On the Design Space Between Transformers and Recursive Neural Nets
This work addresses the design space between RvNNs and Transformers for researchers in neural architecture, but it is incremental as it builds on existing models to formalize connections.
The paper tackles the problem of connecting Recursive Neural Networks (RvNNs) and Transformers by analyzing two recent models, CRvNN and NDR, which bridge these classes and show strong performance in algorithmic tasks and generalization where simpler versions fail.

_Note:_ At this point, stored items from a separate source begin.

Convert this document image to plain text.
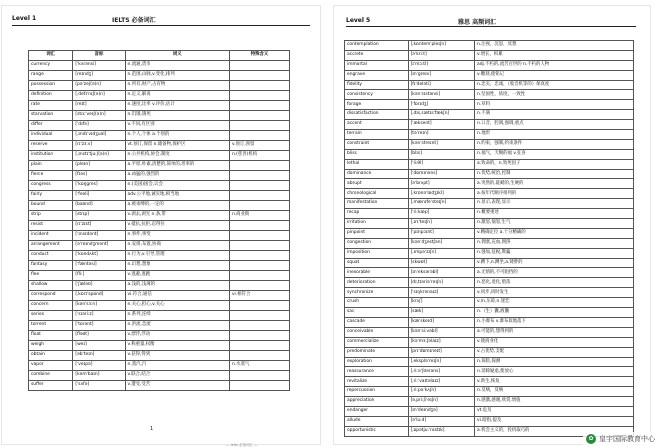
Level 1	IELTS 必备词汇
词汇	音标	词义	特殊含义
currency	[ˈkʌrənsi]	n.流通,货币	
range	[reɪndʒ]	n.范围,山脉,v.变化,排列	
possession	[pəˈzeʃ(ə)n]	n.所有,财产,占有物	
definition	[ˌdefɪˈnɪʃ(ə)n]	n.定义,解说	
rate	[reɪt]	n.速度,比率 v.评价,估计	
starvation	[stɑːˈveɪʃ(ə)n]	n.饥饿,饿死	
differ	[ˈdɪfə]	v.不同,有区别	
individual	[ˌɪndɪˈvɪdʒuəl]	n.个人,个体 a.个别的	
reserve	[rɪˈzɜːv]	vt.预订,保留 n.储备物,保护区	v.预订,预留
institution	[ˌɪnstɪˈtjuːʃ(ə)n]	n.公共机构,协会,制度	n.(慈善)机构
plain	[pleɪn]	a.平原,朴素,清楚的,简单的,坦率的	
fierce	[fɪəs]	a.凶猛的,强烈的	
congress	[ˈkɒŋɡres]	n.(美国)国会,议会	
fairly	[ˈfeəli]	adv.公平地,诚实地,相当地	
bound	[baʊnd]	a.被束缚的,一定的	
strip	[strɪp]	v.剥去,剥光 n.条,带	n.商业街
resist	[rɪˈzɪst]	v.抵抗,抗拒,忍得住	
incident	[ˈɪnsɪdənt]	n.事件,事变	
arrangement	[əˈreɪndʒmənt]	n.安排,布置,协商	
conduct	[ˈkɒndʌkt]	n.行为,v.引导,管理	
fantasy	[ˈfæntəsi]	n.幻想,想象	
flee	[fliː]	v.逃避,逃跑	
shallow	[ˈʃæləʊ]	a.浅的,浅薄的	
correspond	[ˌkɒrɪˈspɒnd]	vi.符合,通信	vi.相符合
concern	[kənˈsɜːn]	n.关心,担心,v.关心	
series	[ˈsɪəriːz]	n.系列,连续	
torrent	[ˈtɒrənt]	n.洪流,急流	
float	[fləʊt]	v.漂浮,浮动	
weigh	[weɪ]	v.称重量,权衡	
obtain	[əbˈteɪn]	v.获得,得到	
vapor	[ˈveɪpə]	n.蒸汽,汽	n.水蒸气
combine	[kəmˈbaɪn]	v.联合,结合	
suffer	[ˈsʌfə]	v.遭受,受苦	
1
— ielts 必备词汇 —
Level 5	雅思 高频词汇
contemplation	[ˌkɒntemˈpleɪʃn]	n.注视，沉思，冥想
accrete	[əˈkriːt]	v.增长，积累
immortal	[ɪˈmɔːtl]	adj.不朽的,流芳百世的 n.不朽的人物
engrave	[ɪnˈɡreɪv]	v.雕刻,使铭记
fidelity	[fɪˈdeləti]	n.忠实，忠诚，（收音机等的）保真度
consistency	[kənˈsɪstənsi]	n.坚固性，浓度，一致性
forage	[ˈfɒrɪdʒ]	n.草料
dissatisfaction	[ˌdɪsˌsætɪsˈfækʃn]	n.不满
accent	[ˈæksent]	n.口音，腔调,强调,重点
terrain	[təˈreɪn]	n.地形
constraint	[kənˈstreɪnt]	n.约束，强制,约束条件
bliss	[blɪs]	n.福气，天赐的福 v.狂喜
lethal	[ˈliːθl]	a.致命的，n.致死因子
dominance	[ˈdɒmɪnəns]	n.优势,统治,控制
abrupt	[əˈbrʌpt]	a.突然的,陡峭的,生硬的
chronological	[ˌkrɒnəˈlɒdʒɪkl]	a.按年代顺序排列的
manifestation	[ˌmænɪfeˈsteɪʃn]	n.显示,表现,显示
recap	[ˈriːkæp]	n.概要重述
irritation	[ˌɪrɪˈteɪʃn]	n.激怒,恼怒,生气
pinpoint	[ˈpɪnpɔɪnt]	v.精确定位 a.十分精确的
congestion	[kənˈdʒestʃən]	n.拥塞,充血,拥挤
imposition	[ˌɪmpəˈzɪʃn]	n.强加,征税,欺骗
squat	[skwɒt]	v.蹲下,n.蹲坐,a.矮胖的
inexorable	[ɪnˈeksərəbl]	a.无情的,不可阻挡的
deterioration	[dɪˌtɪəriəˈreɪʃn]	n.恶化,退化,堕落
synchronize	[ˈsɪŋkrənaɪz]	v.同步,同时发生
crush	[krʌʃ]	v./n.压碎,n.迷恋
sac	[sæk]	n.（生）囊,液囊
cascade	[kæˈskeɪd]	n.小瀑布 v.瀑布似地落下
conceivable	[kənˈsiːvəbl]	a.可能的,想得到的
commercialize	[kəˈmɜːʃəlaɪz]	v.使商业化
predominate	[prɪˈdɒmɪneɪt]	v.占优势,支配
exploration	[ˌekspləˈreɪʃn]	n.探险,探测
reassurance	[ˌriːəˈʃʊərəns]	n.消除疑虑,使放心
revitalize	[ˌriːˈvaɪtəlaɪz]	v.新生,恢复
repercussion	[ˌriːpəˈkʌʃn]	n.反响，反响
appreciation	[əˌpriːʃiˈeɪʃn]	n.感激,感谢,欣赏,增值
endanger	[ɪnˈdeɪndʒə]	vt.危及
allude	[əˈluːd]	vi.暗指,提及
opportunistic	[ˌɒpətjuːˈnɪstɪk]	a.机会主义的，投机取巧的
✿ 皇宇国际教育中心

In this paper, we study two classes of models, Recursive Neural Networks (RvNNs) and Transformers, and show that a tight connection between them emerges from the recent development of two recent models - Continuous Recursive Neural Networks (CRvNN) and Neural Data Routers (NDR). On one hand, CRvNN pushes the boundaries of traditional RvNN, relaxing its discrete structure-wise composition and ends up with a Transformer-like structure. On the other hand, NDR constrains the original Transformer to induce better structural inductive bias, ending up with a model that is close to CRvNN. Both models, CRvNN and NDR, show strong performance in algorithmic tasks and generalization in which simpler forms of RvNNs and Transformers fail. We explore these "bridge" models in the design space between RvNNs and Transformers, formalize their tight connections, discuss their limitations, and propose ideas for future research.